Well, it seems that person is me. They tell you in rehab the odds are against you, manipulating the numbers to this message: only one person in this room will make it. That was what they told us almost three years ago, in a quiet little house in the mountains. A place where people cleaned up from all kinds of poison, finding some hope to make a new life, or recapture the best parts of an old one.
Until five months ago, there were two of us. Me, and S - I always referred to him as the "the other sober one." We live five miles apart, the two stubborn cusses that wouldn't drink no matter what. For quite a long time we kept each other strong through the fear, sorrow, insomnia and muscle pains. Phone calls and emails, any time of day or night.
We didn't have much else in common, and in time we became sporadic correspondents. Maybe we just stopped worrying about each other, and that was the wrong thing to do.

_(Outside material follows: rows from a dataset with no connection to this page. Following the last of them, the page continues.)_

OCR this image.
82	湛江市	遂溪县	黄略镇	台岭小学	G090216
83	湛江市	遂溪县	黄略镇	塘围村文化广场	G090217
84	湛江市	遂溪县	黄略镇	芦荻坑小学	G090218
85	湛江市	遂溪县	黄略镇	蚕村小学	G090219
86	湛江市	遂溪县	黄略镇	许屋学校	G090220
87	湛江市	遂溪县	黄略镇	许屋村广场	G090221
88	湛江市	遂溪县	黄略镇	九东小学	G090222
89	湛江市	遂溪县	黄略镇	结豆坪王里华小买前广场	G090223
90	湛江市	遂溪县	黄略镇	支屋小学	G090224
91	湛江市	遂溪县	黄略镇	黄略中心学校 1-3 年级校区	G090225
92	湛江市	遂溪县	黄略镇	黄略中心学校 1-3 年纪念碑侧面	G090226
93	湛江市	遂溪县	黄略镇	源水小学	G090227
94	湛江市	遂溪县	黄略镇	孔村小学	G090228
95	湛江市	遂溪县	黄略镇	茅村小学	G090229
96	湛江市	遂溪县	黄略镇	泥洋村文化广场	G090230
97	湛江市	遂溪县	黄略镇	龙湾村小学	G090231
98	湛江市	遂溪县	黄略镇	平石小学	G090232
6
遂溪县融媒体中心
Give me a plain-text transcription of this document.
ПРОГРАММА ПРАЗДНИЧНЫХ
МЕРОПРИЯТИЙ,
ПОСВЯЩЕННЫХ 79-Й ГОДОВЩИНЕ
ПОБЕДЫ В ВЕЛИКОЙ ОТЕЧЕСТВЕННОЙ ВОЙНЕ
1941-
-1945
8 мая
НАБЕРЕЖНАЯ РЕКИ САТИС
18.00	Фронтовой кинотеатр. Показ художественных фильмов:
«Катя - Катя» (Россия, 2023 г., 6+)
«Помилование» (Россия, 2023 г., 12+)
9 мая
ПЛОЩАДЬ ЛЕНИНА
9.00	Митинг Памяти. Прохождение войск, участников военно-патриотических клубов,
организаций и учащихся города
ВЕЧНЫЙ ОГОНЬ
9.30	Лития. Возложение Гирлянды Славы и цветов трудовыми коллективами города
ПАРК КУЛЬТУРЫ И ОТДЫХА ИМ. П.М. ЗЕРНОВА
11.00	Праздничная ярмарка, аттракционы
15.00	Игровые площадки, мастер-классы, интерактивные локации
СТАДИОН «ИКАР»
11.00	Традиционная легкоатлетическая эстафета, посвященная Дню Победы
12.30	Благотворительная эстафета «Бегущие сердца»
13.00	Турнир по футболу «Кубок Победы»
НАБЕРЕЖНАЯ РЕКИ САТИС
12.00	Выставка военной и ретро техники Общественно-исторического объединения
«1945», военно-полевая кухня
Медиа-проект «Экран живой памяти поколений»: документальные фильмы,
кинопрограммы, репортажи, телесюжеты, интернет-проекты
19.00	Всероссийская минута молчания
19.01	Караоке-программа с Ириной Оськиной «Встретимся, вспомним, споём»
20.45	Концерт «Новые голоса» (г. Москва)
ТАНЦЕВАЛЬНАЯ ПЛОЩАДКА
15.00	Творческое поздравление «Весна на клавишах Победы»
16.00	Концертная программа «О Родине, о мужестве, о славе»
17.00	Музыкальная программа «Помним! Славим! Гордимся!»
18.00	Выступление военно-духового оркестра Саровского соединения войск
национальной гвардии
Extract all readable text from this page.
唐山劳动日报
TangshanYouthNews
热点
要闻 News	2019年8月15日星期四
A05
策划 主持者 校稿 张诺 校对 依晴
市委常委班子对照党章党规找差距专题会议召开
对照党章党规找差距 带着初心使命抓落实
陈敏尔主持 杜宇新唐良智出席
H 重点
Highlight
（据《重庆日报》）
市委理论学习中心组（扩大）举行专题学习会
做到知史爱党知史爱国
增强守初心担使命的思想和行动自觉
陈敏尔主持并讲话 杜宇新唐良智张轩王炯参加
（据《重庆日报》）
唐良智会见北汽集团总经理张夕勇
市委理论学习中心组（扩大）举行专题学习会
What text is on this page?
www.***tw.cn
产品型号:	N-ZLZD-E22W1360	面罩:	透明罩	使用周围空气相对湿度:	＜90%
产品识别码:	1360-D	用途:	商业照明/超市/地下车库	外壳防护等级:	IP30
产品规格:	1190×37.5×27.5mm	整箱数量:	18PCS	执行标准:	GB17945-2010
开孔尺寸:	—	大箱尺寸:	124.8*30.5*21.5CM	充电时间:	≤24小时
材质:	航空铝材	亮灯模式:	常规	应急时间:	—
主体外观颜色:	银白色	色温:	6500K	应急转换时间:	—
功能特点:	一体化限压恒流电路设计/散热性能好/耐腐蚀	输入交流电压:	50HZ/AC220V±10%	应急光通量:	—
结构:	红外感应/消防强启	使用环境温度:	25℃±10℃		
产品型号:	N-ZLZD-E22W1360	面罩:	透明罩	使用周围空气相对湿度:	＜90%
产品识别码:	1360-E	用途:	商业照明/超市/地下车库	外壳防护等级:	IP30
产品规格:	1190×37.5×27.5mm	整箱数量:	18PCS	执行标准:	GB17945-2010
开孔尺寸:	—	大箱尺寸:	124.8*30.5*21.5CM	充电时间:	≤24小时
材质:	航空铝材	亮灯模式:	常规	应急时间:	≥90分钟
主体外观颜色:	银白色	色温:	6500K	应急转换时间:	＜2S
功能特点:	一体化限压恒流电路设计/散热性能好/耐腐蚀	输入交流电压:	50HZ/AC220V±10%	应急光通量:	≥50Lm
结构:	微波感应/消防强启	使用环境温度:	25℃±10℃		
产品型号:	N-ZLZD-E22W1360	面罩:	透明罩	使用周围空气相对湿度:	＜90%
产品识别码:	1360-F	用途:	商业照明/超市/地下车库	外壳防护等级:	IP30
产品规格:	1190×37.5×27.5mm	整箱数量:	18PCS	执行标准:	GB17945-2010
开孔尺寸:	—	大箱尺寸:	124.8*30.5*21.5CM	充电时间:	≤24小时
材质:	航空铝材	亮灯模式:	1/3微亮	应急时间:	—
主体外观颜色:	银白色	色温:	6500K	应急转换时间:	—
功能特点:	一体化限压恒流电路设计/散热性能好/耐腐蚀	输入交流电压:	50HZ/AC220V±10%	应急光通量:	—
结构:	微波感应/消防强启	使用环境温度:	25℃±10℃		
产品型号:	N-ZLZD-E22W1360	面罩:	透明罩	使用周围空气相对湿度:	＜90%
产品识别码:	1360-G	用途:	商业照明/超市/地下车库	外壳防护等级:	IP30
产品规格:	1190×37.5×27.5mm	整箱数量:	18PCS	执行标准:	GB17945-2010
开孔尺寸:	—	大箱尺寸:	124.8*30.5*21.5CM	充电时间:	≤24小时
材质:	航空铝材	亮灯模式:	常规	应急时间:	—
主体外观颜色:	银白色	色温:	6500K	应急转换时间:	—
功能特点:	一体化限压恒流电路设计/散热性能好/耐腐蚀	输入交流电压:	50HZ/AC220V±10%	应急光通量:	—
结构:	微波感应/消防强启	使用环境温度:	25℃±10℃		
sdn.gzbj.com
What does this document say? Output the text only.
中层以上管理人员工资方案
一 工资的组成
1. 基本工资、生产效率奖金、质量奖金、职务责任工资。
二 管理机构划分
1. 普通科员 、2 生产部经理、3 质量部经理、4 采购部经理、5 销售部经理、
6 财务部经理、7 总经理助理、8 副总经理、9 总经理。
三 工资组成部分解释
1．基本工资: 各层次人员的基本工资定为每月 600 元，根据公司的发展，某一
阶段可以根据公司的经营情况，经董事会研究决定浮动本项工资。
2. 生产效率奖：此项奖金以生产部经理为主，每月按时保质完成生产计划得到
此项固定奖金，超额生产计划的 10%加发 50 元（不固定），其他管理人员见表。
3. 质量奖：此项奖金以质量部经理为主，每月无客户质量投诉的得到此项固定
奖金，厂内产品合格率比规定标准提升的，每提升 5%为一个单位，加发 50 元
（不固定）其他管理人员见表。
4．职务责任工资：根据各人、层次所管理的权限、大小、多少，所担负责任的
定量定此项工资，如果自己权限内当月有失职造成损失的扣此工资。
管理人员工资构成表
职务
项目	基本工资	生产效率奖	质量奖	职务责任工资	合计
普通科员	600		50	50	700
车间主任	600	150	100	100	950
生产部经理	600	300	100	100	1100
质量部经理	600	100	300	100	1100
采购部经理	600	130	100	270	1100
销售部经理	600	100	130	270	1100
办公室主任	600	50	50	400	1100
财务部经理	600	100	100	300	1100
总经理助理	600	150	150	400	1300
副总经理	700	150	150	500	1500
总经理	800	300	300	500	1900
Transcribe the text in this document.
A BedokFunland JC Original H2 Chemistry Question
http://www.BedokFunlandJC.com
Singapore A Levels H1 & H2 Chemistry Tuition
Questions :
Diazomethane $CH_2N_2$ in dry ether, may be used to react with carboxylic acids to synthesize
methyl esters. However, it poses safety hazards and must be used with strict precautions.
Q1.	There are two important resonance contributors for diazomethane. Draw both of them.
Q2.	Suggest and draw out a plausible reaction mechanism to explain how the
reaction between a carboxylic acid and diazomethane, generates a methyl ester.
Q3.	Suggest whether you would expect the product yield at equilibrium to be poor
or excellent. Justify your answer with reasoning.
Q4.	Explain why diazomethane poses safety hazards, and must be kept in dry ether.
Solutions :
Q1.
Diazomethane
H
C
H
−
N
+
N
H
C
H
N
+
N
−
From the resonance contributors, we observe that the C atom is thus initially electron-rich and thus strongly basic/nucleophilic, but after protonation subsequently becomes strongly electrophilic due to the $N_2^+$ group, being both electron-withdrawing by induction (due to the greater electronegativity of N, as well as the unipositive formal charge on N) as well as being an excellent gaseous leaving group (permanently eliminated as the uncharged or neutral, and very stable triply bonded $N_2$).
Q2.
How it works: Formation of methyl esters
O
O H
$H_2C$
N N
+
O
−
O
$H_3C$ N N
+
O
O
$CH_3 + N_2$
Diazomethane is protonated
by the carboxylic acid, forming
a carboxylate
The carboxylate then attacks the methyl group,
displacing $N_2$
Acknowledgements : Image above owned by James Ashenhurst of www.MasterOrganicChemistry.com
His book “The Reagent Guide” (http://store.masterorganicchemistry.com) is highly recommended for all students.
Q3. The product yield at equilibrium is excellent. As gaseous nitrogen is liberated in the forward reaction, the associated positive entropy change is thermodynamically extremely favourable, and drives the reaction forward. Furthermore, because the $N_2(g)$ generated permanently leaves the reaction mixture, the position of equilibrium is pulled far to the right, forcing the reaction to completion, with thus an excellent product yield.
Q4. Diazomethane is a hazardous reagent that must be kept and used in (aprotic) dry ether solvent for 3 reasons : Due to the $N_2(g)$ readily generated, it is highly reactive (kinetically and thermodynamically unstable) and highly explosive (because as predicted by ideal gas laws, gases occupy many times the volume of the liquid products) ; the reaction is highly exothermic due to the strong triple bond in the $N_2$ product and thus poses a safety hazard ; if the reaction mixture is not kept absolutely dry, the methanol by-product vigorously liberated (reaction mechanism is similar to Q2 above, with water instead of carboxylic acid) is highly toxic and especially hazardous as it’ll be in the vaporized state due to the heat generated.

Just tonight, I heard from him; the news isn't good. He relapsed hard in November, going into liver failure after a few weeks of daily, constant drinking. Liver failure, indeed...he lapsed into a hepatic coma for about five weeks. The strong, handsome man is now an invalid, struggling to re-solidify the scrambled eggs in his brain. He's slowly improving, but the prognosis is an unknown - I've seen miracles, and I've seen death.
Pray for S.
Pray for everyone who wants that drink they shouldn't have.
Pray for the people I loved that died because they couldn't say - no.
Pray for me, too, because it's lonely to be the last one who wanted to keep living. I don't understand how they lost hope, and I haven't. Because hope isn't in the bottle, hope comes when you pour what's in the bottle down the drain.